Any time I’m writing an article that affects a group of people with certain conditions or disabilities, I always reach out to multiple people living with the condition and include their voices in the story. This ensures that there’s room for differences of opinion or experience — disability needs to be covered in an intersectional way that includes people of various races, ethnicities, genders, sexual orientations, religions, ages and economic backgrounds. This feels like a basic tenet of journalism — to include the voices of the groups that are affected by whatever issue you’re writing about — but I often see stories about issues that affect people with disabilities that don’t quote a single disabled person. Disabled people are sometimes sidelined as sources in favor of nondisabled researchers or doctors. Although these voices can enhance the story, they shouldn’t replace the voices of disabled people in a story that involves their community.
I sometimes get asked, “What’s the best way to interview someone with a disability?” I don’t approach a person with a disability any differently than I approach a nondisabled person. The only thing that might change is my communication style, depending on what disability my source has. For example, I make sure a source with an intellectual or developmental disability is aware of what that person is consenting to with an interview, and I ensure that my questions are easy to understand. If I’m interviewing a source who is not able to speak, I’ll email my questions as opposed to conducting the interview in person or over the phone.

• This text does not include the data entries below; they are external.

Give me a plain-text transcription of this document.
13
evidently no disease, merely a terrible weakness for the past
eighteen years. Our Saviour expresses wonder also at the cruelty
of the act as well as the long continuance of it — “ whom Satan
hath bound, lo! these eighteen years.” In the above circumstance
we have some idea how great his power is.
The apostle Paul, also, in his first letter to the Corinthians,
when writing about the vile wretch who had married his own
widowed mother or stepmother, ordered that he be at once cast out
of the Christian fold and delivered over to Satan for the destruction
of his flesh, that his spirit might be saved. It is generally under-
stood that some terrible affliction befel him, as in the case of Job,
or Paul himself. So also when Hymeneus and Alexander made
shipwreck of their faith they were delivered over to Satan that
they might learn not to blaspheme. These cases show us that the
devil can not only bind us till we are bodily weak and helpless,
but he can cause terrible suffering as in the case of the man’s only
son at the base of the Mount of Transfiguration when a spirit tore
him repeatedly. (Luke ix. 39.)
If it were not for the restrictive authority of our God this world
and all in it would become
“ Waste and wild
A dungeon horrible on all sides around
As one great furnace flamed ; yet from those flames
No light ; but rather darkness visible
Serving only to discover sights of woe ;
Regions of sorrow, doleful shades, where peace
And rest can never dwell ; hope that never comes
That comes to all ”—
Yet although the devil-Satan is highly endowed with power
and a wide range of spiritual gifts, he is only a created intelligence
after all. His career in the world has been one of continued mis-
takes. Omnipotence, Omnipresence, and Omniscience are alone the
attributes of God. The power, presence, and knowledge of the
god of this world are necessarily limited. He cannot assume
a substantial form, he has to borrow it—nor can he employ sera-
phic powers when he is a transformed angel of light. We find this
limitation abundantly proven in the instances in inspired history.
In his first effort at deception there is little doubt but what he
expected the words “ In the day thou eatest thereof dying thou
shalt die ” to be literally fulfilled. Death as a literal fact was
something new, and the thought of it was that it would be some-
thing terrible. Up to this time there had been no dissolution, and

Reporters also have a tendency to ask for interviews “as soon as possible,” if they are on tight deadlines, but for some interview sources, chronic illness flare-ups can make it impossible to do an interview on the same day of a request. I try to give my sources as much time as I can, and I make it clear that I understand their health is the priority.
When I’m actually writing, language is important: When I interview people with disabilities, one of the first things I do, if their disability is relevant to the story, is ask them how they prefer to be described. Some people, like myself, prefer identity-first language, such as “disabled person,” while others prefer person-first language, like “person with a disability.” (The preference can depend on a range of complicated factors, including what disability they have and their relationship with their disability.) I don’t use terms that make it sound as if someone is a “victim” of a disability. I don’t say someone is “afflicted” with a disability; I simply say they “have” a disability. I also don’t use terms like “wheelchair-bound,” “birth defect” or “homebound.”
While disability itself isn’t a bad thing, some people don’t want to be identified by their disabilities, whereas others may consider it an integral part of who they are.
One of the hardest parts about reporting on disabled people is that there are so many different types of disabilities and their experiences vary widely. I’m not an expert on every disability, but the key to being a disability reporter is to acknowledge that — and listen to those who are.